Commentaire • 0
Sur la décision
| Référence : | T. com. Orléans, affaire courante, 28 mai 2026, n° 2025006743 |
|---|---|
| Juridiction : | Tribunal de commerce / TAE d'Orléans |
| Numéro(s) : | 2025006743 |
| Importance : | Inédit |
| Date de dernière mise à jour : | 17 juin 2026 |
| Lire la décision sur le site de la juridiction |
Texte intégral
TRIBUNAL DE COMMERCE D’ORLEANS
JUGEMENT DU 28 MAI 2026
N°158
Rôle n° 2025006743
DEMANDEUR(S)
[Adresse 1]
Dont le siège social est [Adresse 2] Immatriculée au RCS d'[Localité 1] sous le n° 383 952 470
Représentée par :
SCP SOREL ET ASSOCIES
Avocats au Barreau de Bourges
DEFENDEUR(S)
SARL BC IMPORT EXPORT FRANCE
Dont le siège social est [Adresse 3] Immatriculée au RCS de [Localité 2] sous le n° 882 916 745
Non comparante
Monsieur [Z] [B], né le [Date naissance 1] 1980 à [Localité 3], de nationalité française
Demeurant [Adresse 3]
Non comparant
COMPOSITION DU TRIBUNAL
Lors des débats et du délibéré :
Président : Monsieur Patrick RENARD Juges : Monsieur Christian SCHNELL Monsieur François COUTURIER
Lors des débats : Me
Thierry DANIEL
, Greffier Lors de la mise à disposition : Me
Thierry DANIEL
, Greffier
DEBATS
à l’audience publique du 05 mars 2026 où l’affaire a été mise en délibéré jusqu’à ce jour,
Copie exécutoire délivrée
A : SCP SOREL ET ASSOCIES SARL BC IMPORT EXPORT FRANCE Monsieur [Z] [B]
PRONONCE
par mise à disposition au Greffe,
I – LES FAITS
Par acte sous seing privé du 03 mai 2023, la CAISSE D’EPARGNE ET DE PREVOYANCE LOIRE CENTRE a consenti à la S.A.R.L BC IMPORT EXPORT FRANCE, un prêt n°735132E d’un montant de 74.000 €, productif d’intérêts au taux de 3,76% et remboursable en 59 mois.

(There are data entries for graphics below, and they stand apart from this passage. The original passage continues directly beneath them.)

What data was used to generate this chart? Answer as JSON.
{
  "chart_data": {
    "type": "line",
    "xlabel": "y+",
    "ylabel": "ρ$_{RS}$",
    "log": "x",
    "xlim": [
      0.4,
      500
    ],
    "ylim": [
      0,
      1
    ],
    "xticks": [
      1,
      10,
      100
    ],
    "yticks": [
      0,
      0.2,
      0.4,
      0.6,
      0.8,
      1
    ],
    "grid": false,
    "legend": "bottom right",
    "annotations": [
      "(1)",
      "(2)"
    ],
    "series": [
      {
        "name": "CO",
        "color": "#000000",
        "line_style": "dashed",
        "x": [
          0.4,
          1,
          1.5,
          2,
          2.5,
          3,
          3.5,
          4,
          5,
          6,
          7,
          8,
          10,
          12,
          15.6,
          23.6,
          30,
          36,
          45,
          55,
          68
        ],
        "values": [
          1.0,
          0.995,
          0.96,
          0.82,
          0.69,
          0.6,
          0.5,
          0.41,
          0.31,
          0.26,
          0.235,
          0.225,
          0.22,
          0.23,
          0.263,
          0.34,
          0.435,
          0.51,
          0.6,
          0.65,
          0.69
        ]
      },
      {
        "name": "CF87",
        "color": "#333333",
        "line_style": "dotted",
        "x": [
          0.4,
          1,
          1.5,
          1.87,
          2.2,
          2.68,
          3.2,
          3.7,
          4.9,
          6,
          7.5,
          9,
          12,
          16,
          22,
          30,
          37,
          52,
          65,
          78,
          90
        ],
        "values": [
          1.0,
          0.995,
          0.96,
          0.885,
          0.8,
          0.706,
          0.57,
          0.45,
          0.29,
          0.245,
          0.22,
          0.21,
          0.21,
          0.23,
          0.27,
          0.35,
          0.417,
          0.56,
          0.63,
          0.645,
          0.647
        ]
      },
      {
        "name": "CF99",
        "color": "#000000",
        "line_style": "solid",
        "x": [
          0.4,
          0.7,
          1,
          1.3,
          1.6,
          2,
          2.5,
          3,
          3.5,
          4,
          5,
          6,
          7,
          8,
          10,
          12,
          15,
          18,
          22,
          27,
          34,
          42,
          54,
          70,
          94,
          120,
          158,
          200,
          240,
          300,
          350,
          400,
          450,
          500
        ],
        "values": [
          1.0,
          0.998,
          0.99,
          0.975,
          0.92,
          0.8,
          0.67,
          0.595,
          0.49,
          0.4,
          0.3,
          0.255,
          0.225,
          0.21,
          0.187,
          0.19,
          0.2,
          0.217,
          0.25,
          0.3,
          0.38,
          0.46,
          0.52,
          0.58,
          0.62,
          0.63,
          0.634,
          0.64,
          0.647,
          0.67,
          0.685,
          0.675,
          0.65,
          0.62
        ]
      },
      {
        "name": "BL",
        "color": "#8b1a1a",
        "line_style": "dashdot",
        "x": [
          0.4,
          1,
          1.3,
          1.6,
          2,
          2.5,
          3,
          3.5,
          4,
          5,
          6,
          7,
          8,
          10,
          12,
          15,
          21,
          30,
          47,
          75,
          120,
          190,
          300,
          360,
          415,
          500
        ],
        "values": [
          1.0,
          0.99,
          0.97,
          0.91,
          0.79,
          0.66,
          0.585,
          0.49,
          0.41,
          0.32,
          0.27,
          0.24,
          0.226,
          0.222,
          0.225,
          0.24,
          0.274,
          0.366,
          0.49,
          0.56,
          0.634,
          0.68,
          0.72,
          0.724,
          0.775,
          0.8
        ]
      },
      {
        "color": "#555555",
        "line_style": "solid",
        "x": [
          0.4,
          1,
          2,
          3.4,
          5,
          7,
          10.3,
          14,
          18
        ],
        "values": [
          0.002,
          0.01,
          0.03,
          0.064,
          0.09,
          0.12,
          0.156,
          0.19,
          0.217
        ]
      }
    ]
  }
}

Suivant acte sous seing privé du même jour, Monsieur [Z] [B], Gérant et Associé Unique de la S.A.R.L BC IMPORT EXPORT FRANCE, s’est porté caution solidaire de l’engagement de cette dernière au titre du prêt n°735132E, dans la limite de la somme de 38.480 €, couvrant le paiement du principal, des intérêts et le cas échéant des pénalités ou intérêts de retard et ce pour une durée de 107 mois.
Par acte sous seing privé du 10 janvier 2024, la [Adresse 1] a consenti à la S.A.R.L BC IMPORT EXPORT FRANCE, un prêt n°822766E d’un montant de 12.000 €, productif d’intérêts au taux de 4,69% et remboursable en 59 mois.
Suivant acte sous seing privé du 12 janvier 2024, Monsieur [Z] [B] s’est porté caution solidaire de l’engagement de la S.A.R.L BC IMPORT EXPORT FRANCE au titre du prêt n°822766E, dans la limite de la somme de 6.240 €, couvrant le paiement du principal, des intérêts et le cas échéant des pénalités ou intérêts de retard et ce pour une durée de 107 mois.
La [Adresse 1] a suivant courriers recommandés avec demande d’avis de réception du 07 juillet 2025 :
* mis en demeure la S.A.R.L BC IMPORT EXPORT FRANCE ainsi que Monsieur [Z] [B], en sa qualité de caution solidaire de cette dernière, de régulariser la situation d’impayé relativement au prêt n°735132E, leur précisant qu’à défaut la déchéance du terme sera prononcée conformément aux stipulations contractuelles.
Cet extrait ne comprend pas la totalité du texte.